予備校費用+最低2年間の生活費を確保できているかを確認してください。専念するなら1〜2年で結果を出すつもりで臨むべきです。3年以上のブランクはモチベーション面でも再就職面でもリスクが高くなります。

条件②:会計業界で生きていく覚悟があるか

合格できなかった場合でも、「経理職や会計事務所で働く」という選択肢を持っていますか。まったく別の業界への復帰を想定している場合、ブランク期間のリスクは想像以上に大きいです。

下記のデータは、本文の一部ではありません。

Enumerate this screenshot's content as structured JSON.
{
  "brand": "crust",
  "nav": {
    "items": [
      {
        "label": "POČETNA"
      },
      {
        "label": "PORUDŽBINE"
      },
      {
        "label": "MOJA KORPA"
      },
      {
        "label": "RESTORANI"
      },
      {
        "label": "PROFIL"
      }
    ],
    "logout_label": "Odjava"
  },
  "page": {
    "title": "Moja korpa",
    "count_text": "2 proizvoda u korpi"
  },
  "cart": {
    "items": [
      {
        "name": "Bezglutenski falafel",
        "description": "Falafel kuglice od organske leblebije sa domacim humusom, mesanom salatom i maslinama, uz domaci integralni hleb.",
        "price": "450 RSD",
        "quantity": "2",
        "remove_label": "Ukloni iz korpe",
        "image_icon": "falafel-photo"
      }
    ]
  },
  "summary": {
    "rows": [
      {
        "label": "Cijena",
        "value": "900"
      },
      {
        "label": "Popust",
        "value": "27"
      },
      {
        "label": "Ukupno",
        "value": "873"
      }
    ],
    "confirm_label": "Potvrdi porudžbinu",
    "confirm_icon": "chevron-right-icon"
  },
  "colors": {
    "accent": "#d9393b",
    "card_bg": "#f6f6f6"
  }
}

条件③:「○年で合格できなければ撤退する」という期限を決めているか

これが最も重要です。期限のない専念は、精神的にも経済的にも消耗し続けるだけです。「3年以内に論文式試験に合格できなければ就職活動を始める」など、具体的なラインを設定してください。


結局どちらがいいのか|著者の実体験からの結論

改めて私の立場を明確にします。

「迷っているなら、辞めない方がいい」

辞めて専念するのは、「条件が揃っている」と確信できたときだけにしてください。

理由は三つあります。

  1. 公認会計士試験は、始めてみないと自分に合うかわからない試験です。勉強してみて初めて「自分には向かない」「思ったより難しい」と気づく方もいます。仕事を続けながら短答式試験に合格するまで走り切り、「これなら合格できる」という確信が持ててから専念を検討するのが現実的です。
  2. 在職で合格できれば、キャリアの連続性が保たれます。職歴は財産です。合格後の就職・転職においても、実務経験はプラスに働きます。ただし、就職市場において「若さ」は大きな武器です。専念して若い年齢で短期合格した方が、選択肢が広がるケースもあります。在職合格が有利かどうかは一概には言えません。
  3. 30代以降の空白期間は、想像以上に就職活動に影響します。「30代でも挑戦できる」という情報もありますが、ブランクが長いほど選択肢は狭まるのが現実です。

在職のまま勉強を続けることは「遠回り」なように見えますが、リスクをコントロールしながら合格を目指す、現実的な選択肢でもあります。


まとめ|仕事を辞めるか続けるかを判断するための3つの軸

両立(在職)専念
収入安定ゼロ
合格スピード遅め(3〜7年)早め(1〜2年)
合格後のキャリア職歴・自己管理能力の証明になる場合あり若さが武器になる場合あり
失敗したときのリスク低い高い(特に30代以降)
著者のおすすめ迷うなら両立条件次第

公認会計士試験は長期戦です。「どちらが速く合格できるか」だけでなく、「どちらの選択が自分の人生全体にとっていいか」で判断してください。

まず働きながら勉強を始めてみる。それが最初の一歩としておすすめです。